Tales from the Borderlands — New Tales will also have other interactive elements to deepen the gameplay experience, so players aren’t just getting a talk-fest or a scavenger hunt for some detail on the screen — two areas where the Telltale games, for all their acclaim, often broke down. Pierre-Luc Foisy, New Tales’ lead gameplay designer, said the three protagonists, Anu, Octavio, and their friend Fran, all have devices that should highlight their personalities. Fran operates a “gadget-packed hover chair”; Octavio has a smartwatch, for example; Anu’s wearable computing is a set of Tech Glasses.

Foisy said that will blend with the writing and the acting to give players a tipoff to whether they’ve made the right call or a choice that’s going to make things harder on themselves. “It will be less robotic, and more human emotion, so you can understand, Ok, please do this QTE — it doesn’t feel in character.
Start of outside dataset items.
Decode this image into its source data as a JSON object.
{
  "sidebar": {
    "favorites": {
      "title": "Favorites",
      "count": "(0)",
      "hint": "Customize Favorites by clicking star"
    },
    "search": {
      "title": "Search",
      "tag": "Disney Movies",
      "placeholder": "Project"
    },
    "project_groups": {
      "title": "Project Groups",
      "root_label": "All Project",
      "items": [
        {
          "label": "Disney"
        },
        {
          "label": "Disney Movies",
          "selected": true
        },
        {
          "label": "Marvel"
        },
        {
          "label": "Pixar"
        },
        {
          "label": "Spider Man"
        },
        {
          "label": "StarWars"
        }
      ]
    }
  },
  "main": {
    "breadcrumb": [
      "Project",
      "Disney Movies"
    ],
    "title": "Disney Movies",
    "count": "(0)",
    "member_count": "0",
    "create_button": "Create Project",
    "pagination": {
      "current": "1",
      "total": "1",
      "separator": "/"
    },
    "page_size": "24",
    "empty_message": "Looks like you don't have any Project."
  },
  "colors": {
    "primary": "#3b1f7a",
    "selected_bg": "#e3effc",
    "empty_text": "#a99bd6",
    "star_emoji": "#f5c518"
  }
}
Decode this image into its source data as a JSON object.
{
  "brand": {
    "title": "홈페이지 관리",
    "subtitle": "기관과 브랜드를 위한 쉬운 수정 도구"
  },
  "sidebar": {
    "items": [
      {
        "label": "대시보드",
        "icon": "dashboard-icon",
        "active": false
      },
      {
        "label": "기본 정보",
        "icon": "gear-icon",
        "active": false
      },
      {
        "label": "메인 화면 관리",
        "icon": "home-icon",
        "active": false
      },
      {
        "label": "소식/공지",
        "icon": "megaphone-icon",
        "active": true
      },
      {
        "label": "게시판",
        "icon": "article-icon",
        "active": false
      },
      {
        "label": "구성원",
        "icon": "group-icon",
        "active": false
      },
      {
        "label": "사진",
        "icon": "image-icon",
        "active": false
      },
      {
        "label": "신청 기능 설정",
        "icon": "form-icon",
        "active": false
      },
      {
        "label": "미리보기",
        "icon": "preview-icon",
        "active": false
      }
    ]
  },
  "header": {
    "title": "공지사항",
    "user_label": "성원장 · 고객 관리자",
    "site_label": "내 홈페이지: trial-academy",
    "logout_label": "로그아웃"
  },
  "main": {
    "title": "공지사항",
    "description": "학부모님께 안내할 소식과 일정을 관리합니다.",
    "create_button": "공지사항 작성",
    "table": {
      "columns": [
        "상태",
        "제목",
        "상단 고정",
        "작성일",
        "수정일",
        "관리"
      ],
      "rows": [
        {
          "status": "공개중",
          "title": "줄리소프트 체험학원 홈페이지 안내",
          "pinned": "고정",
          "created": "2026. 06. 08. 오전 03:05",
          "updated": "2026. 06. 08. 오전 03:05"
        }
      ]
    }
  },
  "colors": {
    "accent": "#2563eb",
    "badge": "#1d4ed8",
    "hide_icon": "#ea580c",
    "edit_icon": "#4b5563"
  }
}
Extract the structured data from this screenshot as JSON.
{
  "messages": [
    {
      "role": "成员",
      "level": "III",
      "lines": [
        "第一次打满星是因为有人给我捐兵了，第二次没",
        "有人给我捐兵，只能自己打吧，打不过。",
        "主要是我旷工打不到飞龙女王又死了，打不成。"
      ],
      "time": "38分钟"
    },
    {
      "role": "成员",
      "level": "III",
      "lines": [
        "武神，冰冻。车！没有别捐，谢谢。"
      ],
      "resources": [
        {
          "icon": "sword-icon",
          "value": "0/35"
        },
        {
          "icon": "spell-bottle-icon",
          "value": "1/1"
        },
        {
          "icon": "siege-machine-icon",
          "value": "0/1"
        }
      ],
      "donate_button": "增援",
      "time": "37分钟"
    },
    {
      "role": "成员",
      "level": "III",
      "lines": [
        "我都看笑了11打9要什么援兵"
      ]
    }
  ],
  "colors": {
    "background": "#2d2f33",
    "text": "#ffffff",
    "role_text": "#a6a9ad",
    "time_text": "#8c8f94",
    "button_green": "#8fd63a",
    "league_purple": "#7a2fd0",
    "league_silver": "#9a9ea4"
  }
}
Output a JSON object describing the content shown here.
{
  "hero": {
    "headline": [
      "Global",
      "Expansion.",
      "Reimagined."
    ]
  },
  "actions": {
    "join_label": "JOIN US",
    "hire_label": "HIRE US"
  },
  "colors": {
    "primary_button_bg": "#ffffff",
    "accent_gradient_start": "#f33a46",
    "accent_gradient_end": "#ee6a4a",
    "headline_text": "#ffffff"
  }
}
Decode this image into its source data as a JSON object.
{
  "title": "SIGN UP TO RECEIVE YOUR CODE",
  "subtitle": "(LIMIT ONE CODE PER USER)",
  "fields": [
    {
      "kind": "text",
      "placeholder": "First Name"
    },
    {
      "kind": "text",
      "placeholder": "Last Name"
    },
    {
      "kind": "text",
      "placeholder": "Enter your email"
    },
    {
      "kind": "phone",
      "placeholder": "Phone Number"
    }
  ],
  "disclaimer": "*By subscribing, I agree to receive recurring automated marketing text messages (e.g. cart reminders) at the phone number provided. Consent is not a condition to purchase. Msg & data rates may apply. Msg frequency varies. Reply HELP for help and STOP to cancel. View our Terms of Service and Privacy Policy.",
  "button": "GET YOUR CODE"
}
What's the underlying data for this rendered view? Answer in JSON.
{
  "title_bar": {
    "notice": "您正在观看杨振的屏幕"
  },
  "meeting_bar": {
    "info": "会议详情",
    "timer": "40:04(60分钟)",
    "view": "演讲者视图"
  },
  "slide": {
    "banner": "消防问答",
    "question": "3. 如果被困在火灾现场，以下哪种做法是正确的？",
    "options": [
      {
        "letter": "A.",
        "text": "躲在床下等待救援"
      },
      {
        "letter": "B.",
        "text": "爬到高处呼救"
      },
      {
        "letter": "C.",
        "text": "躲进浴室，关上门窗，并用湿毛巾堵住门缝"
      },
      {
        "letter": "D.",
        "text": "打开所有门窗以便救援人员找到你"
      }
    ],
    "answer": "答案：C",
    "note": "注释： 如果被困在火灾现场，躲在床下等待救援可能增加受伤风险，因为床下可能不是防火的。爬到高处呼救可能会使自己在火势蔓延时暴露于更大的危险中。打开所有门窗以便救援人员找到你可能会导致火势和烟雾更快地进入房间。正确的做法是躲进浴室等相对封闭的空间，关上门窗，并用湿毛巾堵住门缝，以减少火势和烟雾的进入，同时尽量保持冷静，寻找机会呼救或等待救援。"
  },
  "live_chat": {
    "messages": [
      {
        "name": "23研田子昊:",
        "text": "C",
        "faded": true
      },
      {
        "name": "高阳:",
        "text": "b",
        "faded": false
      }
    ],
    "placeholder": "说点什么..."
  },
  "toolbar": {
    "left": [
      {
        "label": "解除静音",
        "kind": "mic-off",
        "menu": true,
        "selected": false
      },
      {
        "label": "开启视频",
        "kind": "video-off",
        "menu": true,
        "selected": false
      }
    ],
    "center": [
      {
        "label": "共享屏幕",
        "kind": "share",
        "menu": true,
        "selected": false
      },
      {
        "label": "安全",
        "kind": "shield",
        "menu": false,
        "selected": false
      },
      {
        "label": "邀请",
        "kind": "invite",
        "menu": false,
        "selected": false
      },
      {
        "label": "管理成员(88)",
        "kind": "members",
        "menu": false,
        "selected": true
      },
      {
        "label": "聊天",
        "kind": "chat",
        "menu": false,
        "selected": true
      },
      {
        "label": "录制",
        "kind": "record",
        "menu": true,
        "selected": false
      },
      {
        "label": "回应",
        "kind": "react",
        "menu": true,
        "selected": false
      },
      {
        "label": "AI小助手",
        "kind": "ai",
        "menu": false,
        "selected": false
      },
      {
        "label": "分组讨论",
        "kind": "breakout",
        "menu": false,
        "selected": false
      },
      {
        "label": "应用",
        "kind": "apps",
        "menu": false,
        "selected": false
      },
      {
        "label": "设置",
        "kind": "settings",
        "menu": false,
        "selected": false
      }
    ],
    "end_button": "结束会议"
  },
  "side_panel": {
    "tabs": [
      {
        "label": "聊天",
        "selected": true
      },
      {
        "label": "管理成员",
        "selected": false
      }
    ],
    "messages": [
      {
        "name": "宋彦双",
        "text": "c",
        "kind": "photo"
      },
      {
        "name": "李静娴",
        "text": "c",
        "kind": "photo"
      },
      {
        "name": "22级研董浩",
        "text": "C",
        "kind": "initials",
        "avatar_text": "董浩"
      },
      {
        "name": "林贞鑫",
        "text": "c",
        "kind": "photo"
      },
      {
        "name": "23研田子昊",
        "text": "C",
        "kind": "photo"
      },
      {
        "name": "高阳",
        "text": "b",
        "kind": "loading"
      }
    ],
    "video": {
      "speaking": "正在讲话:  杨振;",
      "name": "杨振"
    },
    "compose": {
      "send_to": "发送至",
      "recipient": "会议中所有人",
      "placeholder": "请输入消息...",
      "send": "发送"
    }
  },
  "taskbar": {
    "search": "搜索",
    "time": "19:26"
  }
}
It doesn’t feel like the right choice,” Foisy said.

Color concept painting showing a large room in an underground sewer, with a lone, flashlight-carrying figure standing in the center of a catwalk above the sewer.

The concept sketch for a sewer environment is based on the escape scene in the storyboards.
Gearbox Software/2K Games

Tales from the Borderlands will also stand apart from the main series because it isn’t set on some postapocalyptic, resource-exploited world, or orbiting vessels doing the exploiting. It’s on Promethea, where the arms company Maliwan invaded during 2019’s Borderlands 3. Joyce stated that Promethea was selected early in story writing as the setting. New TalesPlayers will get a better understanding of the setting if they have three different protagonists.

“Although they share a goal, they do not share the same motivating forces or personalities,” Joyce said. “So that meant that we could play with their group dynamic more, and group dynamics are pretty central to this story and how it develops.”

Stories from the Borderlands: New Tales October 21 launches on Nintendo Switch and PlayStation 4, PlayStation 5 (Windows PC), Xbox One, Xbox Series X, and PlayStation 5.